Introducing children to maths concepts through literacy using a picture book format is a great way to involve and engage them in reading, maths discourse and purposeful maths activities.
They encourage pupils to solve real-life problems, thinking about how they could help the characters in the story and provide a rich environment for thinking in more depth about different areas of maths.
Oxford University Press has come up trumps with a new collection of books, illustrated by Tony Neal, using fun and friendly animals to teach children about height, weight, position and capacity.
The four titles available are ‘Hop On Top, Mouse!’, ‘Too Heavy, Elephant!’, ‘Take A Leap, Sheep!’ and ‘Squeeze In, Squirrel!’, with topics and vocabulary based on the Early Years Foundation Stage framework for maths.
What the books do is provide a highly amusing context that will hook children’s attention and get them talking about maths and act as a springboard for getting hands-on.
Each title keeps it simple by focusing on one key concept and uses animal characters to bring a problem to life.
This is cleverly done because the stories arrest readers’ interest, sustains it and then leads them into a variety of meaningful activities based on the topic covered.

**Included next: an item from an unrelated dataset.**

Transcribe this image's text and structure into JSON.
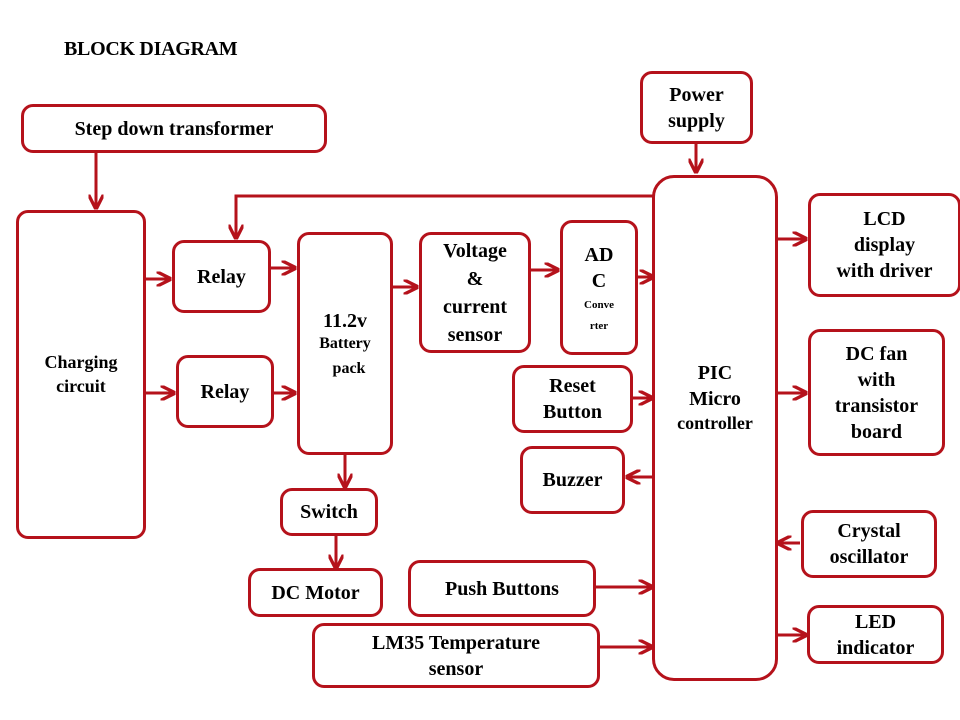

The extension ideas included at the end of each story are also perfect for sharing with families to encourage mathematical thinking at home.
For example, in one story an elephant is too heavy to play with a mouse on the seesaw. How can their friends help?
In another story, some animals all want to go on the Ferris wheel but there’s a fence in the way. If the sheep can’t climb over it, go under it or fit through it, what’s the solution?
Each title has gorgeous illustrations full of colour, energy and fun that will appeal to everyone and promote a lot of discussion and provide rich opportunities to build not only literacy skills, but also maths understanding.
With maths concepts woven into the pictures and storylines, these books promote children’s mathematical thinking and introduce foundational maths concepts in an effortless way.
Asking questions and making observations about the maths found in the picture books readily supports children’s curiosity and enjoyment of maths.
All the books serve as brilliant entry points into exploring maths concepts in different ways and so give children brilliant opportunities to relate their experiences to the characters in the books.
They also help children ask plenty of questions that go beyond the stories and so act as important stepping stones in conceptual understanding.
These are enjoyable and intellectual adventures for children to get excited about that will spark great conversations and maths moments.
Teaching maths and fostering the love for the subject through picture book storytelling can be a powerful strategy and OUP have come up trumps with this brilliant collection.
They allow children to become emotionally invested in what they read and become fully immersed in the context in which maths topics are meaningfully embedded in and concepts suddenly become alive.
These are well-written, superbly illustrated, creative and highly effective which will give children exciting opportunities to develop both mathematical and linguistic abilities in parallel.